Blumenthal alleges that through a multi-layered scheme, the defendants misled consumers and mortgage lenders into property purchases that financially destroyed dozens of homebuyers, while benefiting only the defendants, their associates and family members.
This pervasive predatory lending scheme left a trail of shattered lives and lies false promises to first-time homebuyers about property values, loan terms, and income levels, Blumenthal said. Our investigation has uncovered consumers who sought the American Dream but bought a financial nightmare."
The lawsuit charges that homebuyers were victimized by a "vast scheme" with multiple layers of lies and co-conspirators.
"We allege that this predatory lending scheme enticed consumers with false promises of profits from investment rental properties and nonexistent management services for tax and mortgage payments and other expenses," Blumenthal said.
Blumenthal said homebuyers were purposefully encouraged to buy properties whose values were inflated, using mortgages with concealed costs that they could never realistically afford, because their incomes and assets were falsified with bogus bank and employer records. And he said the buyers were discouraged from seeking outside assistance from independent home inspectors and lawyers.
"These practices preyed on the most vulnerable citizens many of them first-time unsophisticated low-income homebuyers who spoke little or no English. The conspirators were illegally enriched by profits from inflated prices for properties, and fees and commissions," he said.
The defendants are Royal Financial Services, LLC, of Trumbull; First Source Mortgage Solutions, Inc. of Branford; Elizabeth Athan Real Estate, LLC, of Shelton; J.G. Property Management & Investment, LLC, of New London; Brian Guimond, d/b/a Cutting Edge Contracting of Norwich; and Jose Guzman and Mauricio Lancia for allegedly managing the schemes on behalf of the defendant companies.
Blumenthal sued on behalf of Department of Banking Commissioner Howard F. Pitkin and the state in coordination with Department of Consumer Protection Commissioner Jerry Farrell, Jr.
Financially battered and blindsided, some consumers face foreclosure and years of damaging credit ratings. They deserve relief immediately," Blumenthal said.
Our legal action seeks money back to consumers and severe penalties for practices that undermine an entire industry, endangering not only consumers directly involved, but the economic welfare of the region. This case is only the beginning of a challenging time in the real estate and lending industry.
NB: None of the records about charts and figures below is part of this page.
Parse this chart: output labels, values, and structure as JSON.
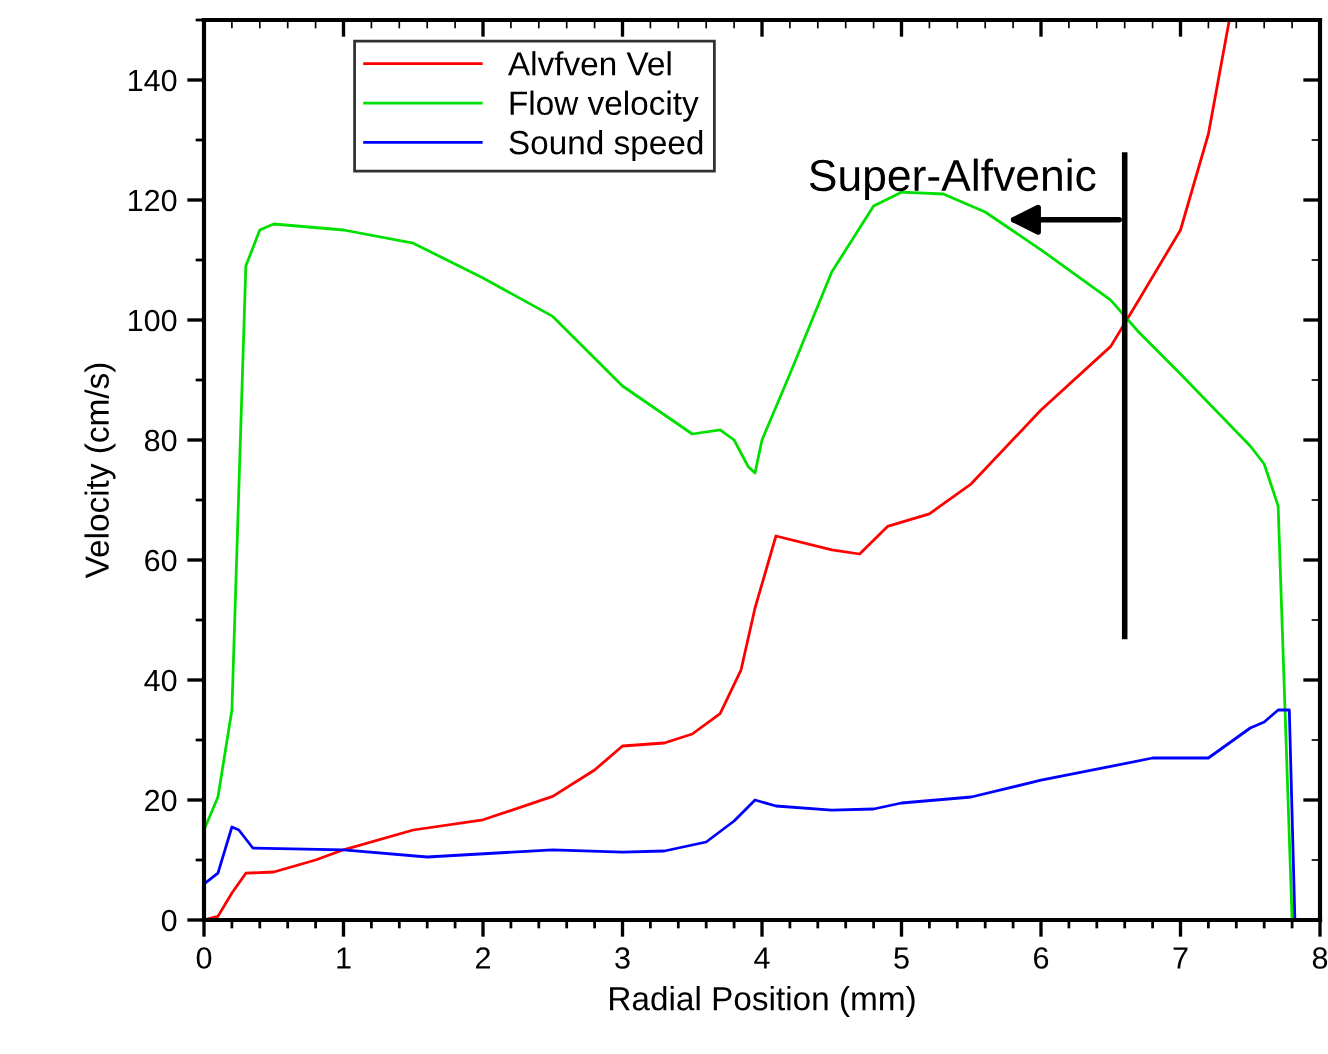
{
  "chart_data": {
    "type": "line",
    "xlabel": "Radial Position (mm)",
    "ylabel": "Velocity (cm/s)",
    "xlim": [
      0,
      8
    ],
    "ylim": [
      0,
      150
    ],
    "xticks": [
      0,
      1,
      2,
      3,
      4,
      5,
      6,
      7,
      8
    ],
    "yticks": [
      0,
      20,
      40,
      60,
      80,
      100,
      120,
      140
    ],
    "grid": false,
    "legend": "top left",
    "marker": "none",
    "line_style": "solid",
    "series": [
      {
        "name": "Alvfven Vel",
        "color": "#ff0000",
        "x": [
          0,
          0.1,
          0.2,
          0.3,
          0.5,
          0.8,
          1.0,
          1.5,
          2.0,
          2.5,
          2.8,
          3.0,
          3.3,
          3.5,
          3.7,
          3.85,
          3.95,
          4.1,
          4.5,
          4.7,
          4.9,
          5.2,
          5.5,
          6.0,
          6.5,
          6.7,
          7.0,
          7.2,
          7.35
        ],
        "values": [
          0,
          0.6,
          4.5,
          7.8,
          8,
          10,
          11.7,
          15,
          16.7,
          20.6,
          25,
          29,
          29.5,
          31,
          34.4,
          41.7,
          52,
          64,
          61.7,
          61,
          65.6,
          67.7,
          72.7,
          85,
          95.6,
          103.3,
          115,
          131,
          150
        ]
      },
      {
        "name": "Flow velocity",
        "color": "#00e000",
        "x": [
          0,
          0.1,
          0.2,
          0.3,
          0.4,
          0.5,
          1.0,
          1.5,
          2.0,
          2.5,
          3.0,
          3.5,
          3.7,
          3.8,
          3.9,
          3.95,
          4.0,
          4.2,
          4.5,
          4.8,
          5.0,
          5.3,
          5.6,
          6.0,
          6.5,
          6.7,
          7.0,
          7.5,
          7.6,
          7.7,
          7.8
        ],
        "values": [
          15,
          20.5,
          35,
          109,
          115,
          116,
          115,
          112.8,
          107,
          100.6,
          89,
          81,
          81.7,
          80,
          75.6,
          74.5,
          80,
          91,
          108,
          119,
          121.3,
          121,
          118,
          111.7,
          103.3,
          98,
          91,
          79,
          76,
          69,
          0
        ]
      },
      {
        "name": "Sound speed",
        "color": "#0000ff",
        "x": [
          0,
          0.1,
          0.2,
          0.25,
          0.35,
          1.0,
          1.6,
          2.5,
          3.0,
          3.3,
          3.6,
          3.8,
          3.95,
          4.1,
          4.5,
          4.8,
          5.0,
          5.5,
          6.0,
          6.5,
          6.8,
          7.0,
          7.2,
          7.5,
          7.6,
          7.7,
          7.78,
          7.82,
          8.0
        ],
        "values": [
          6,
          7.8,
          15.5,
          15,
          12,
          11.7,
          10.5,
          11.7,
          11.3,
          11.5,
          13,
          16.5,
          20,
          19,
          18.3,
          18.5,
          19.5,
          20.5,
          23.3,
          25.6,
          27,
          27,
          27,
          32,
          33,
          35,
          35,
          0,
          0
        ]
      }
    ],
    "annotations": [
      "Super-Alfvenic"
    ]
  }
}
"This turmoil and calamity, only one in numerous emerging cases, has revealed the worst of the lending industry, he said.
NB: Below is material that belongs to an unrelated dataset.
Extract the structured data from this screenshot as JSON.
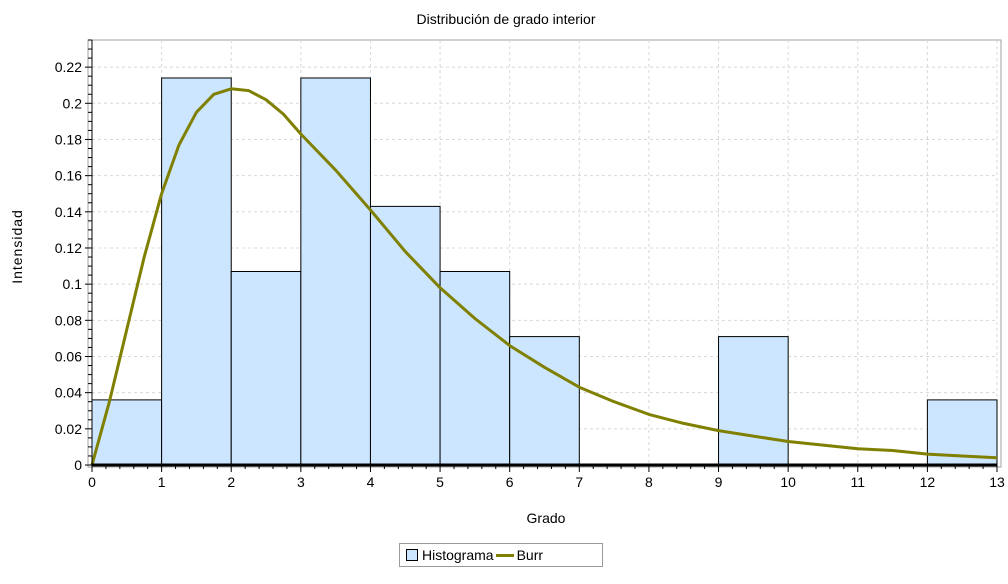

Blumenthals lawsuit seeks restitution for every consumer harmed; an order preventing further violations; and civil penalties to the state.
How it worked
Blumenthal described how the alleged scheme worked:
J.G. Management and Guzman, who were not licensed by the state to engage in real estate transactions, and Elizabeth Athan Real Estate, solicited low-income consumers, including renters receiving federal housing assistance, to buy through them multiple or multi-unit residential properties. They promised consumers, among other things, favorable mortgage terms, cash back at closing, and diminished monthly housing expenses, Blumenthal said.
J. G. Management and/or Guzman also pledged to provide property management services for rental properties that the consumers purchased through them services including maintenance, finding renters, collecting rent and making mortgage and tax payments.
Once a consumer agreed to work with the defendants to purchase properties, the defendants referred consumers to Royal Financial or First Source to act as the mortgage broker.
J.G. Management, Guzman and the Elizabeth Athan agency would then select the property or properties for purchase from a stock of properties owned by the defendants, their family members or associates. The properties were sold to consumers at inflated prices often tens of thousands of dollars more than what they were purchased for months earlier. The defendants substantiated the inflated prices to consumers and lenders through bogus and artificially inflated appraisals.
When consumers inquired about hiring a home inspector, the defendants often convinced them it was unnecessary or potentially adverse to the consumer, Blumenthal charged.